Gawker updated King’s report with the Mail’s denials.
“We utterly refute James King’s claim that DailyMail.com depends on ‘dishonesty, theft of copyright material’, and the publication of material we ‘know to be inaccurate,'” the Mail said, adding that the Washington Post “rejected” King’s similar pitch on a story about working for the Mail last year because of “inaccuracies and his unreliability.” iMediaEthics asked the Post for confirmation, but the Post responded, “I’m sorry, we can’t help you with this.”
The Mail also rebutted King’s specific claims about errors, including claims the Mail intentionally published the wrong photo of a woman who died of cancer, that the Mail tried to “make light of its error” in reporting on George Clooney and his then-fiance Amal Alamuddin, and that the Mail labeled a photo of a woman who isn’t an HIV-positive porn star as a woman who is a HIV-positive porn star.

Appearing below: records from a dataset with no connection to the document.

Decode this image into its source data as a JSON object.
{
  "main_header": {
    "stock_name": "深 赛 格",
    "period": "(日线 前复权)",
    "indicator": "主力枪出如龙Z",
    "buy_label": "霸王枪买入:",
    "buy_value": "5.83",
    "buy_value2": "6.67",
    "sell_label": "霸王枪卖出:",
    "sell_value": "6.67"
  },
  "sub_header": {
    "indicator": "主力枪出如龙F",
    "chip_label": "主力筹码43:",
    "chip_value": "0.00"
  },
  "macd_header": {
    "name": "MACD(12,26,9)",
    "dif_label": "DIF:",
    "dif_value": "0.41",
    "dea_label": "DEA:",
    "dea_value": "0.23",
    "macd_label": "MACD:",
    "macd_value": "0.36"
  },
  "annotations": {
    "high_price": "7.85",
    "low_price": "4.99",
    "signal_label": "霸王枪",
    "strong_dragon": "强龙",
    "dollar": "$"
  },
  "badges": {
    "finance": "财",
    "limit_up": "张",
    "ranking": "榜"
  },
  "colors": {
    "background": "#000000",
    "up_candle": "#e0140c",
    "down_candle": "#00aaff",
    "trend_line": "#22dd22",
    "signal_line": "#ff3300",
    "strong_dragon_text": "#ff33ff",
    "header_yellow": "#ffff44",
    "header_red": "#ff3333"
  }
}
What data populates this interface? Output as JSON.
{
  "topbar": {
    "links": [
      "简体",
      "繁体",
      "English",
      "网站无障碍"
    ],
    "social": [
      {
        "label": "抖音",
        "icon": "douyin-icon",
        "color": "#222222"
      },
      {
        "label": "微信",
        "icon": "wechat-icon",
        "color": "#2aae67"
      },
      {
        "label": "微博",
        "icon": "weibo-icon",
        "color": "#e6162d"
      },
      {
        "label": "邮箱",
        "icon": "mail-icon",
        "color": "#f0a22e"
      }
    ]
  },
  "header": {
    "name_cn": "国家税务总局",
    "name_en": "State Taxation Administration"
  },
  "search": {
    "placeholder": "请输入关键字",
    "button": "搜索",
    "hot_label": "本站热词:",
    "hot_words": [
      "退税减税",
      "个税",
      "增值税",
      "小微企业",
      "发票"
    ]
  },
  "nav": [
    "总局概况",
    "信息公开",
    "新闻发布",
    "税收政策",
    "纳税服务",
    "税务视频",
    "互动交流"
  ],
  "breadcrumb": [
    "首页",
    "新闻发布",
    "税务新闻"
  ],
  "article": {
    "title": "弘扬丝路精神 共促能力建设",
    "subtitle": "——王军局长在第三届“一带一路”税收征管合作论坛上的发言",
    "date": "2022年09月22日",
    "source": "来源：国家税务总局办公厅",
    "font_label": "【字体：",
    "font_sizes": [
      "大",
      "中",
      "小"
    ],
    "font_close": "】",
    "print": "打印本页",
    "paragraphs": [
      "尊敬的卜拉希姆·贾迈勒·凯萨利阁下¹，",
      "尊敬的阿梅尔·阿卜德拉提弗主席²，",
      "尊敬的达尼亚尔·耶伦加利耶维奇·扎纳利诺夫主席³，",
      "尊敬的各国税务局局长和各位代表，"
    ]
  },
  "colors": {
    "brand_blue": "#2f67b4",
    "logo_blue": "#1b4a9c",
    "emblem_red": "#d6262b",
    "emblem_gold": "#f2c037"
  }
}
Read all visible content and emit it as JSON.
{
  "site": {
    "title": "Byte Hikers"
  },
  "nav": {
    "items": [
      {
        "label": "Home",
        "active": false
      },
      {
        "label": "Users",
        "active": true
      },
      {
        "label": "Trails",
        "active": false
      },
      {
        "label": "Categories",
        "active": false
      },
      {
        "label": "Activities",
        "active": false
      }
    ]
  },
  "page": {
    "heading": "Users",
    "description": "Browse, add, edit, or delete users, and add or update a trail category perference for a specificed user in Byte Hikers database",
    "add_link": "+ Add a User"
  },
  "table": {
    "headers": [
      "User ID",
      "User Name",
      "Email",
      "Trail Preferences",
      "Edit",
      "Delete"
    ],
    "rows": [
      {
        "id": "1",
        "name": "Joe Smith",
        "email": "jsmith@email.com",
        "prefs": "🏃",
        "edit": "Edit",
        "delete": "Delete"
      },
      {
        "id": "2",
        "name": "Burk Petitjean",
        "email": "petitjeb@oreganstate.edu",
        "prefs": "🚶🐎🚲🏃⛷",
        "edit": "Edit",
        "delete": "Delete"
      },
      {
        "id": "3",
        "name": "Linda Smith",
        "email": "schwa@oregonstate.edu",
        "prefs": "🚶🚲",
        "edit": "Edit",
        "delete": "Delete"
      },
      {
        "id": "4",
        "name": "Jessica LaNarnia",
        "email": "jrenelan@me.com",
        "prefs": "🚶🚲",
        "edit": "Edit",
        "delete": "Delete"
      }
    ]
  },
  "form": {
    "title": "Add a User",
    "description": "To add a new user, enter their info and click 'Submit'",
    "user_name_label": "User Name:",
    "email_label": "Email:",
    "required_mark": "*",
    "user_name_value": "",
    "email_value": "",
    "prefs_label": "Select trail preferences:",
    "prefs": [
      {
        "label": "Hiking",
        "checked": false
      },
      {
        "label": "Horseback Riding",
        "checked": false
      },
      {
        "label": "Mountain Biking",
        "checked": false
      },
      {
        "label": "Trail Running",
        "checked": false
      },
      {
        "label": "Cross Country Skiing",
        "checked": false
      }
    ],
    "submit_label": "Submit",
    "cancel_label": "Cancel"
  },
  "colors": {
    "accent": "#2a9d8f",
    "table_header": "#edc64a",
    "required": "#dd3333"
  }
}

The Mail also denied that it didn’t want staff linking to competitor the New York Daily News and wanted attribution buried.
That isn’t to say the Mail gets off scot-free. For example, with the porn star photo, the Mail admitted it used a stock image of a porn star with the story on the HIV-positive porn star and the woman sued so the Mail deleted the picture. The Mail also fessed up to publishing a false story about Taylor Swift that it later unpublished because her PR reps complained about its inaccuracy.
King then responded to the Mail’s response, which he said “range[d] from the factually untrue to the obviously disingenuous to the simply irrelevant.”
Ultimately, this battle is unresolved with both King and the Mail standing by their sides of the story.